There's ABI specific pieces that are still not abstracted in the bitcode like struct packing rules.
There are things you can do if the ABI's are the same, such as optimize for microarches, but they otherwise have literally no idea what they are talking about.
Bitcode is meant for repeated optimization of the same IR.
That is, it would make sense to start from a well-optimized AOT compiled version of bitcode, then JIT the bitcode at runtime and try to come up with something better once you have profiling feedback.
I expect this is the plan, given that it's what everyone else who is serious about LLVM does.
It would not make any sense to start from bitcode and try to generate code for different architectures.
LLVM is a low level virtual machine for a reason.
There has been work on things like virtual ISA's using LLVM (see http://llvm.org/pubs/2003-10-01-LLVA.html), but the result of this research was, IMHO, that it's not currently a worthwhile endeavor.

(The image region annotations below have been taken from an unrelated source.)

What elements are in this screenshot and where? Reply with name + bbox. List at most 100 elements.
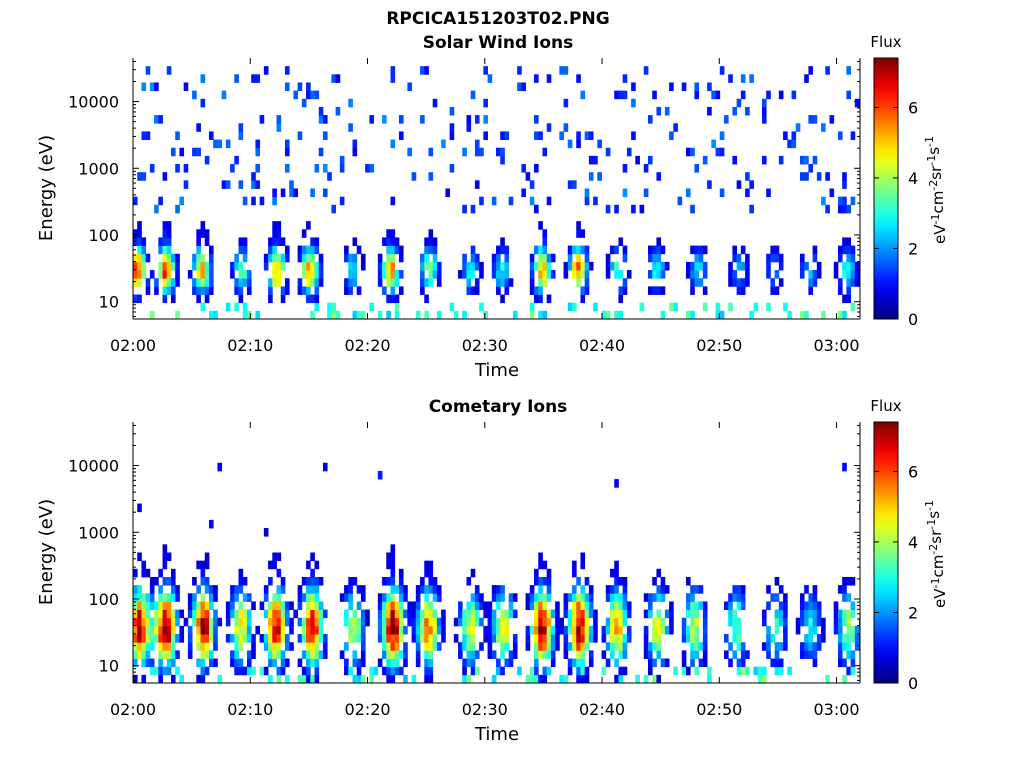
spectrogram-cell: [698, 642, 704, 651]
colorbar-title: Flux: [870, 33, 901, 51]
spectrogram-cell: [162, 666, 168, 676]
spectrogram-cell: [187, 593, 193, 602]
spectrogram-cell: [550, 270, 556, 279]
spectrogram-cell: [251, 634, 256, 643]
spectrogram-cell: [732, 106, 738, 116]
spectrogram-cell: [576, 658, 581, 668]
colorbar-title: Flux: [870, 397, 901, 415]
spectrogram-cell: [208, 131, 214, 140]
spectrogram-cell: [538, 310, 543, 320]
spectrogram-cell: [331, 74, 337, 83]
spectrogram-cell: [643, 593, 649, 602]
spectrogram-cell: [314, 658, 320, 668]
spectrogram-cell: [576, 221, 581, 230]
spectrogram-cell: [268, 576, 273, 586]
spectrogram-cell: [572, 302, 577, 312]
spectrogram-cell: [508, 196, 514, 206]
spectrogram-cell: [660, 245, 666, 255]
spectrogram-cell: [251, 74, 256, 83]
spectrogram-cell: [588, 634, 594, 643]
colorbar-tick-label: 4: [908, 533, 918, 552]
spectrogram-cell: [331, 310, 337, 320]
spectrogram-cell: [217, 674, 223, 684]
spectrogram-cell: [154, 609, 159, 619]
spectrogram-cell: [238, 568, 244, 578]
spectrogram-cell: [491, 625, 497, 635]
spectrogram-cell: [622, 74, 628, 83]
spectrogram-cell: [808, 164, 814, 173]
spectrogram-cell: [559, 674, 564, 684]
spectrogram-cell: [230, 650, 235, 659]
spectrogram-cell: [348, 625, 353, 635]
spectrogram-cell: [812, 625, 818, 635]
spectrogram-cell: [812, 650, 818, 659]
spectrogram-cell: [559, 66, 564, 75]
spectrogram-cell: [322, 115, 328, 124]
spectrogram-cell: [310, 237, 315, 246]
spectrogram-cell: [580, 229, 586, 238]
spectrogram-cell: [669, 601, 674, 610]
spectrogram-cell: [141, 617, 147, 627]
spectrogram-cell: [394, 302, 400, 312]
spectrogram-cell: [352, 278, 358, 287]
spectrogram-cell: [255, 164, 261, 173]
spectrogram-cell: [133, 642, 138, 651]
spectrogram-cell: [580, 593, 586, 602]
spectrogram-cell: [622, 585, 628, 594]
spectrogram-cell: [204, 278, 210, 287]
spectrogram-cell: [428, 642, 434, 651]
spectrogram-cell: [386, 593, 391, 602]
spectrogram-cell: [280, 634, 286, 643]
spectrogram-cell: [816, 617, 822, 627]
spectrogram-cell: [390, 237, 396, 246]
spectrogram-cell: [799, 172, 805, 181]
spectrogram-cell: [162, 552, 168, 562]
spectrogram-cell: [162, 294, 168, 304]
spectrogram-cell: [648, 253, 653, 263]
spectrogram-cell: [719, 131, 725, 140]
spectrogram-cell: [424, 625, 429, 635]
spectrogram-cell: [812, 601, 818, 610]
spectrogram-cell: [424, 601, 429, 610]
spectrogram-cell: [306, 658, 311, 668]
spectrogram-cell: [470, 601, 476, 610]
spectrogram-cell: [234, 155, 239, 165]
spectrogram-cell: [508, 658, 514, 668]
spectrogram-cell: [263, 666, 269, 676]
spectrogram-cell: [415, 609, 421, 619]
spectrogram-cell: [500, 245, 505, 255]
spectrogram-cell: [314, 164, 320, 173]
spectrogram-cell: [137, 585, 142, 594]
spectrogram-cell: [466, 617, 472, 627]
spectrogram-cell: [837, 196, 843, 206]
spectrogram-cell: [141, 642, 147, 651]
spectrogram-cell: [643, 634, 649, 643]
spectrogram-cell: [289, 180, 294, 189]
y-tick-label: 100: [88, 590, 119, 609]
spectrogram-cell: [567, 302, 573, 312]
spectrogram-cell: [681, 617, 687, 627]
spectrogram-cell: [538, 552, 543, 562]
spectrogram-cell: [534, 576, 539, 586]
spectrogram-cell: [833, 609, 839, 619]
spectrogram-cell: [183, 617, 189, 627]
spectrogram-cell: [200, 634, 206, 643]
spectrogram-cell: [787, 310, 792, 320]
spectrogram-cell: [783, 642, 788, 651]
spectrogram-cell: [310, 90, 315, 100]
spectrogram-cell: [462, 666, 467, 676]
spectrogram-cell: [225, 302, 231, 312]
spectrogram-cell: [175, 278, 180, 287]
spectrogram-cell: [732, 585, 738, 594]
spectrogram-cell: [187, 634, 193, 643]
spectrogram-cell: [280, 188, 286, 198]
spectrogram-cell: [348, 666, 353, 676]
spectrogram-cell: [208, 617, 214, 627]
spectrogram-cell: [432, 253, 438, 263]
spectrogram-cell: [360, 625, 366, 635]
spectrogram-cell: [850, 278, 856, 287]
spectrogram-cell: [550, 642, 556, 651]
x-axis-ticks: 02:00 02:10 02:20 02:30 02:40 02:50 03:00: [110, 422, 860, 719]
spectrogram-cell: [263, 634, 269, 643]
spectrogram-cell: [352, 634, 358, 643]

You also can do things like restrict bitcode in ways that make it portable (like, for example, PNaCL), but this is closer to the LLVA work than anything else (It's essentially a portability layer)

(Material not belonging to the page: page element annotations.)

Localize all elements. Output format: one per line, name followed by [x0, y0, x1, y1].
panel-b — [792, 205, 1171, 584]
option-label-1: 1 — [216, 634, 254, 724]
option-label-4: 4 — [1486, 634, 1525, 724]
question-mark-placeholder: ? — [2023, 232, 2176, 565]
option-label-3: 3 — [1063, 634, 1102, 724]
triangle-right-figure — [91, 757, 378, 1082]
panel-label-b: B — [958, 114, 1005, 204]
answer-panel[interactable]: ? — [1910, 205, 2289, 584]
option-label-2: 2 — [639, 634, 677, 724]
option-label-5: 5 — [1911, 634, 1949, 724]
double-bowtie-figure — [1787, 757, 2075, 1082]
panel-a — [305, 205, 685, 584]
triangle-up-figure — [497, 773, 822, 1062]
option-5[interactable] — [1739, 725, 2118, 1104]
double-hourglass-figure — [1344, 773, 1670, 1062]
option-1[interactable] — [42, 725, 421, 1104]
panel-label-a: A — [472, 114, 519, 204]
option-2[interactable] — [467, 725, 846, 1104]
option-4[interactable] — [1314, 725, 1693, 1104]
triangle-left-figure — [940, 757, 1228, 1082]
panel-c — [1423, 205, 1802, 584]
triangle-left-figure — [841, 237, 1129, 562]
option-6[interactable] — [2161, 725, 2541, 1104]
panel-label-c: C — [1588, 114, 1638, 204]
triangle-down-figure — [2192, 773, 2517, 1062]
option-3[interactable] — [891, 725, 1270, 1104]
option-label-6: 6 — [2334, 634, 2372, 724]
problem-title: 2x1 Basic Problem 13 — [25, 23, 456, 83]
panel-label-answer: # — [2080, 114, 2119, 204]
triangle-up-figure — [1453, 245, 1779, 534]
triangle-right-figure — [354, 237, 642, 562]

It actually still requires porting, just porting to the single portability layer.
Much of this article is simply inaccurate speculation.

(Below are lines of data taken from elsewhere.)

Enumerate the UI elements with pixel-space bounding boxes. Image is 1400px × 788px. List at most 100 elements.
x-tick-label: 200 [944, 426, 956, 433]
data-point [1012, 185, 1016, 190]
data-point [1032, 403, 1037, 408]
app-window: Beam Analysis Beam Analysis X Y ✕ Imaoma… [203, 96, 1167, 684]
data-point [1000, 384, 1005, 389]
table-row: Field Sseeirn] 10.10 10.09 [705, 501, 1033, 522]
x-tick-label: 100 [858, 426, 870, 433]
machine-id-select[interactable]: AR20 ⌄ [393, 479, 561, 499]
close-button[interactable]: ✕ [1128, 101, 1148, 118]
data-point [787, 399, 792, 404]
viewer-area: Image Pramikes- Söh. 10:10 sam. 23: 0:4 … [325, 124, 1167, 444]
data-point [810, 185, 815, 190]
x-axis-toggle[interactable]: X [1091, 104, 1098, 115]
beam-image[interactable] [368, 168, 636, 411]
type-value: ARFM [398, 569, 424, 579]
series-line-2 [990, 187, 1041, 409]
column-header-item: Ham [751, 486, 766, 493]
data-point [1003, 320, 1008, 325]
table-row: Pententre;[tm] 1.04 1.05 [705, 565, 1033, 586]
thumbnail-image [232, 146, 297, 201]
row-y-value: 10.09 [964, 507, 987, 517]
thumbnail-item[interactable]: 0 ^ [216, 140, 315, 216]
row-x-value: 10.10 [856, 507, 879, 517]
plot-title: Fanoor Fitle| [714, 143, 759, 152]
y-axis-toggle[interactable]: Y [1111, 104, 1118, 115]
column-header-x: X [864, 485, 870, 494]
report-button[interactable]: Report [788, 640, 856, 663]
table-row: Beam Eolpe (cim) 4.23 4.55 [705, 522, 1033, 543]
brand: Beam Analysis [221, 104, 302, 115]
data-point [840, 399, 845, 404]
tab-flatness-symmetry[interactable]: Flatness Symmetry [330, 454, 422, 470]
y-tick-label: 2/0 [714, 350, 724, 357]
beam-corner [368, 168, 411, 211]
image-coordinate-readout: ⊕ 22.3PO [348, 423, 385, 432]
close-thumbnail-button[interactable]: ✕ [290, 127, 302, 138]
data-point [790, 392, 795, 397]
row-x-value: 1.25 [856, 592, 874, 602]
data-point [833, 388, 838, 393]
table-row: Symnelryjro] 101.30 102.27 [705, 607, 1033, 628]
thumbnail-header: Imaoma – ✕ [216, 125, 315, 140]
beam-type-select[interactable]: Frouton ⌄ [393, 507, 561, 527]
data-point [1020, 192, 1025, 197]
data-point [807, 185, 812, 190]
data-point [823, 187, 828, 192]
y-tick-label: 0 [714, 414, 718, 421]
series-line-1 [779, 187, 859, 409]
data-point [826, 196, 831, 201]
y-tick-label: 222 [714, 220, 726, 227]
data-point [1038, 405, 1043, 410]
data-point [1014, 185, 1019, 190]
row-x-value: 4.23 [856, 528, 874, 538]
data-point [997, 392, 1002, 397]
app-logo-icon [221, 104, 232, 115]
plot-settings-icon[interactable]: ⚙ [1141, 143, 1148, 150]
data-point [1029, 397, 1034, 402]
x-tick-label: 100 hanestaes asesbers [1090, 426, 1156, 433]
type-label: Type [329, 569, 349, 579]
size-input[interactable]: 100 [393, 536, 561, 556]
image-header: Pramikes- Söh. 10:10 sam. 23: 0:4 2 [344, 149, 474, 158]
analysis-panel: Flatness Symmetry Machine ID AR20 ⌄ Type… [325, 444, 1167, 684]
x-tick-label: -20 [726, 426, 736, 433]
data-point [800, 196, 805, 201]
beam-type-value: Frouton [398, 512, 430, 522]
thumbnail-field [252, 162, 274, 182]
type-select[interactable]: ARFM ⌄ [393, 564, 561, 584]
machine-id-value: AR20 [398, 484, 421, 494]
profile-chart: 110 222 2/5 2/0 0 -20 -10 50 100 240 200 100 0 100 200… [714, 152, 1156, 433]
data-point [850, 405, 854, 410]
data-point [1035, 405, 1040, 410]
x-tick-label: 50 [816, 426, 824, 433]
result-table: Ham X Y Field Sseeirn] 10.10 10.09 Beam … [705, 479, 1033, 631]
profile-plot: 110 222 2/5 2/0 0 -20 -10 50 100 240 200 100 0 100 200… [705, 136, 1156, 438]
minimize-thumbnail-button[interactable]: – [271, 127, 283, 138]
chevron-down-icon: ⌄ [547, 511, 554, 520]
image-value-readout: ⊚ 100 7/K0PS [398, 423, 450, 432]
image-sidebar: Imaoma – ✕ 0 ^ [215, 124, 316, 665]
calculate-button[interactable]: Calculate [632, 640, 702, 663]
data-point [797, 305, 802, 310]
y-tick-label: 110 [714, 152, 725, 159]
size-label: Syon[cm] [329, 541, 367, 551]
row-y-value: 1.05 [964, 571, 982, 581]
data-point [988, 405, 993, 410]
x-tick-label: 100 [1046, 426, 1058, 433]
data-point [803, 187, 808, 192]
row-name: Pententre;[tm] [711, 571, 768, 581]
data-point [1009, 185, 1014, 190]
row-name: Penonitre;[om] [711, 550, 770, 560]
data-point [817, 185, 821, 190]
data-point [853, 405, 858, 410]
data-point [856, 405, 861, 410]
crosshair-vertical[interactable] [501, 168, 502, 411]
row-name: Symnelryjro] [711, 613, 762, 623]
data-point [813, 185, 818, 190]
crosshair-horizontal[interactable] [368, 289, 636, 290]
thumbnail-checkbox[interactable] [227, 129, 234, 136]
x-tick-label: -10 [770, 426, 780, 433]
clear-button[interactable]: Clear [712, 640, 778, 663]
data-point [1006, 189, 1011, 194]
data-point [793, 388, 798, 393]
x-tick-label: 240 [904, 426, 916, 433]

That can be important information. For example, the translator might not figure out where data embedded in the code (for example a jump table) ends, and, consequently, continue translating from a point mid-way into a multi-byte instruction.
Translating code that generates code (as done in JIT engines or to speed up image processing kernels) also is a challenge; the best one realistically can do is to translate the existing code as-is and then call the translator at run time to do the translation. If that works, the 'call the translator' step may kill any performance that was won by generating code.
Of course, self-modifying code is a challenge, too.